Defendants identify the following facts as not subject to genuine dispute: 1) Defendant H. K. Patel is not a member of the Company; 2) Ushaben H. Patel ("Usha Patel") owns a minority interest in the Company; and 3) the only parties to this adversary proceeding who are members of the Company are Usha Patel and Dipakkumar Vanmalibhai Patel ("Danny Patel"). Defendant H.K. Patel's Response denies that he is not a member of the Company, but his affidavit does not assert that he holds a formal membership interest in the Company. And though Defendants' Response denies that Usha Patel holds a minority interest in the Company, H.K. Patel's Affidavit contains an affirmative statement that Usha Patel is a minority member of the Company. See Affidavit of Hasmukhbhai Patel, ¶ 6 - Docket No. 23-1. Plaintiffs' Response is not supported by any evidence to the contrary.

DISCUSSION

Defendants assert that because H.K. Patel does not hold a membership interest in the Company, he lacks standing to assert a derivative action on behalf of the Company. H.K. Patel counters that he holds a beneficial ownership interest in his wife's membership interest in the Company sufficient to confer derivative standing. The Court concludes that H.K. Patel does not have standing to assert a derivative action because he is not a member of the Company.

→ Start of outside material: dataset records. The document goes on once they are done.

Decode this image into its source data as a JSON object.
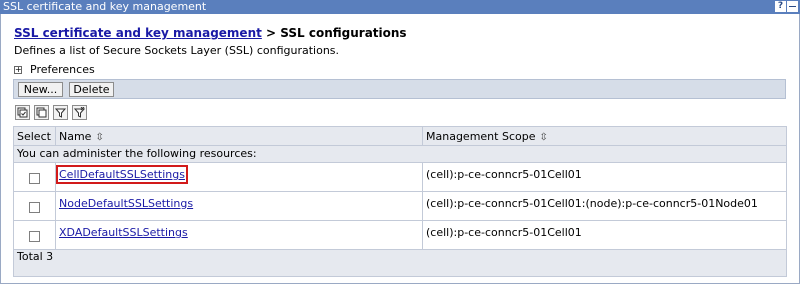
{
  "window": {
    "title": "SSL certificate and key management",
    "help": "?"
  },
  "breadcrumb": {
    "link": "SSL certificate and key management",
    "separator": " > ",
    "current": "SSL configurations"
  },
  "description": "Defines a list of Secure Sockets Layer (SSL) configurations.",
  "preferences": {
    "label": "Preferences",
    "expander": "+"
  },
  "toolbar": {
    "new_label": "New...",
    "delete_label": "Delete"
  },
  "icons": [
    "select-all-icon",
    "deselect-all-icon",
    "show-filter-icon",
    "clear-filter-icon"
  ],
  "table": {
    "columns": {
      "select": "Select",
      "name": "Name",
      "scope": "Management Scope"
    },
    "sort_glyph": "⇳",
    "subheader": "You can administer the following resources:",
    "rows": [
      {
        "name": "CellDefaultSSLSettings",
        "scope": "(cell):p-ce-conncr5-01Cell01",
        "checked": false
      },
      {
        "name": "NodeDefaultSSLSettings",
        "scope": "(cell):p-ce-conncr5-01Cell01:(node):p-ce-conncr5-01Node01",
        "checked": false
      },
      {
        "name": "XDADefaultSSLSettings",
        "scope": "(cell):p-ce-conncr5-01Cell01",
        "checked": false
      }
    ],
    "total": "Total 3"
  }
}
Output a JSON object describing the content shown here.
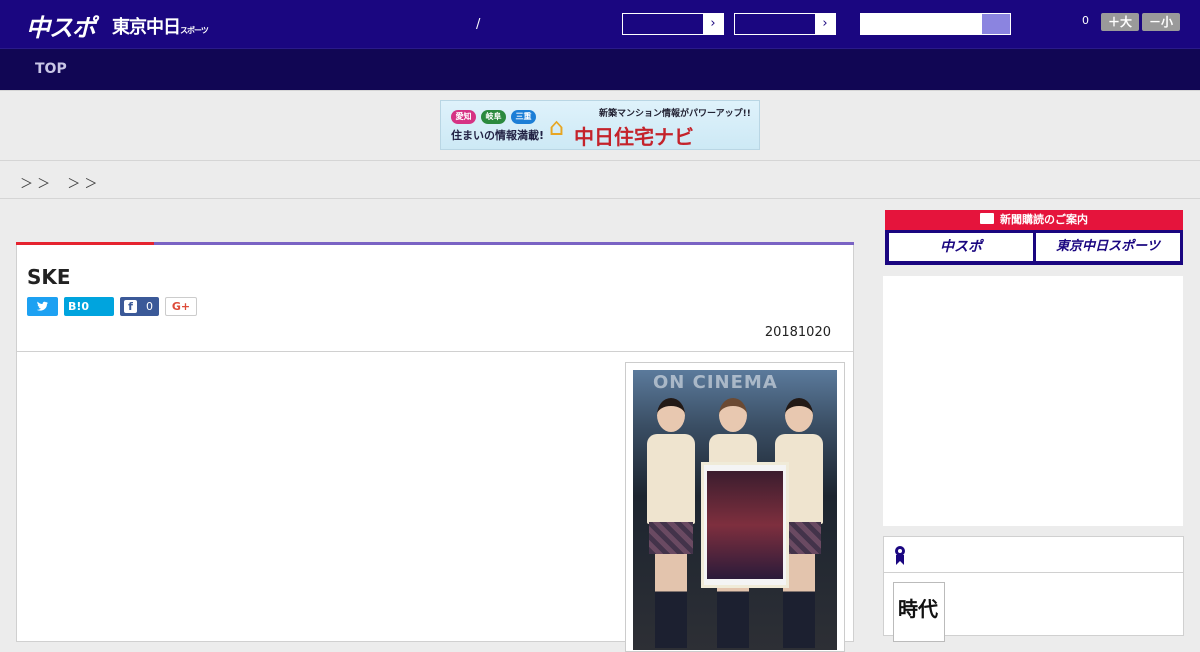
{
  "header": {
    "logo_chuspo": "中スポ",
    "logo_tokyo": "東京中日",
    "logo_tokyo_small": "スポーツ",
    "slash": "/",
    "select1_arrow": "›",
    "select2_arrow": "›",
    "count": "0",
    "font_up": "＋大",
    "font_down": "－小"
  },
  "nav": {
    "top": "TOP"
  },
  "banner": {
    "pill1": "愛知",
    "pill2": "岐阜",
    "pill3": "三重",
    "text_left": "住まいの情報満載!",
    "text_top": "新築マンション情報がパワーアップ!!",
    "brand": "中日住宅ナビ"
  },
  "breadcrumb": "＞ ＞ 　＞ ＞",
  "article": {
    "title": "SKE",
    "share_twitter": "",
    "share_hatena": "B!0",
    "share_facebook": "0",
    "share_google": "G+",
    "date": "20181020"
  },
  "photo": {
    "sign": "ON CINEMA"
  },
  "sidebar": {
    "subscribe_header": "新聞購読のご案内",
    "subscribe_chuspo": "中スポ",
    "subscribe_tokyo": "東京中日スポーツ",
    "book_text": "時代"
  },
  "colors": {
    "header_bg": "#1a0680",
    "nav_bg": "#110654",
    "accent_red": "#e5232f",
    "accent_purple": "#7a63c4"
  }
}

To assert a derivative action, a plaintiff must satisfy the procedural requirements of Rule 23.1, Fed.R.Civ.P., and any other requirements of applicable law. See Wallner v. Liebl (In re Liebl), 434 B.R. 529, 537 n.3 (Bankr.N.D.Ill. 2010)(stating that "the Rule 23.1 requirements are procedural pleading requirements, not substantive requirements[,]" and that "[t]he circumstances under which a plaintiff has the right to bring a derivative action is determined by other law.")(citing Moore's Federal Practice - Civil §§ 21.1.03 and 21.1.04)). Rule 23.1, Fed.R.Civ.P., made applicable to adversary proceedings by Rule 7023.1, Fed.R.Bankr.P., provides, in relevant part:

See also Cadle v. Hicks, 272 Fed.Appx. 676, 678 (10th Cir. 2008)(unpublished)(acknowledging that Rule 23.1 is a procedural rule, and whether a litigant has satisfied the requirements of Rule 23.1 is a matter of federal law).

This rule applies when one or more shareholders or members of a corporation or an unincorporated association bring a derivative action to enforce a right that the corporation or association may properly assert but has failed to enforce.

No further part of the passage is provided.